Speaker
Description
At polar latitudes small changes in cloud amount, temperature and pressures correlate with changes in the solar wind electric field. These changes occur on a timescale of days, and in the absence of significant changes in in-situ ion production. They can be understood as resulting from changes in the ionosphere-earth current density, JZ, in the global electric circuit modulating space charge and cloud microphysical processes as it flows through stratiform clouds with low aerosol concentration. We hypothesize that other small changes in day-to-day and decadal cloud cover and storm vorticity at middle and high geomagnetic latitude, that correlate with JZ changes which are due to solar proton events, energetic electron precipitation, and galactic cosmic ray changes, can also be understood in the same way. This is a reinterpretation of the previous explanation of cosmic ray – cloud correlations.
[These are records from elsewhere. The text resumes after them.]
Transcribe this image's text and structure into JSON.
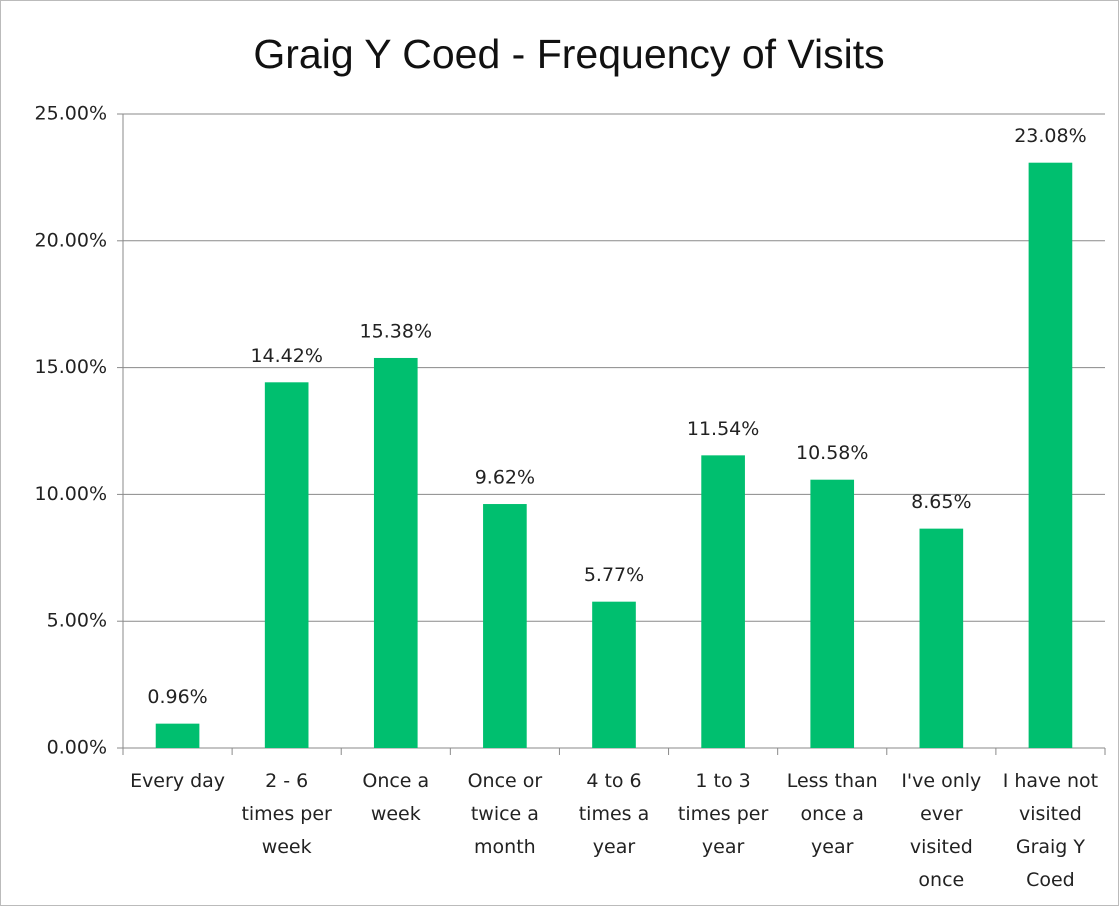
{
  "chart_data": {
    "type": "bar",
    "title": "Graig Y Coed - Frequency of Visits",
    "categories": [
      "Every day",
      "2 - 6 times per week",
      "Once a week",
      "Once or twice a month",
      "4 to 6 times a year",
      "1 to 3 times per year",
      "Less than once a year",
      "I've only ever visited once",
      "I have not visited Graig Y Coed"
    ],
    "values": [
      0.96,
      14.42,
      15.38,
      9.62,
      5.77,
      11.54,
      10.58,
      8.65,
      23.08
    ],
    "value_labels": [
      "0.96%",
      "14.42%",
      "15.38%",
      "9.62%",
      "5.77%",
      "11.54%",
      "10.58%",
      "8.65%",
      "23.08%"
    ],
    "color": "#00bf6f",
    "ylim": [
      0,
      25
    ],
    "yticks": [
      {
        "value": 0,
        "label": "0.00%"
      },
      {
        "value": 5,
        "label": "5.00%"
      },
      {
        "value": 10,
        "label": "10.00%"
      },
      {
        "value": 15,
        "label": "15.00%"
      },
      {
        "value": 20,
        "label": "20.00%"
      },
      {
        "value": 25,
        "label": "25.00%"
      }
    ],
    "grid": true
  }
}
Observational evidence for the correlations, and for the theory for the relevant microphysical processes in clean remote mid-high latitude marine air are reviewed. The accumulation of space charge in the form of concentrations of negative ions just below cloud bases provides a favorable environment for ultrafine aerosol particles to become charged and grow, resulting in enhanced concentrations of cloud condensation nuclei (CCN). After days of processing, the CCN transported up into the cloud shift the droplet size distributions to smaller sizes and reduce precipitation. These cloud changes also affect vorticity of winter cyclones and the blocking of circulation at mid-latitudes. The tropospheric dynamical responses are in conjunction with stratospheric dynamical changes due to other solar and terrestrial inputs.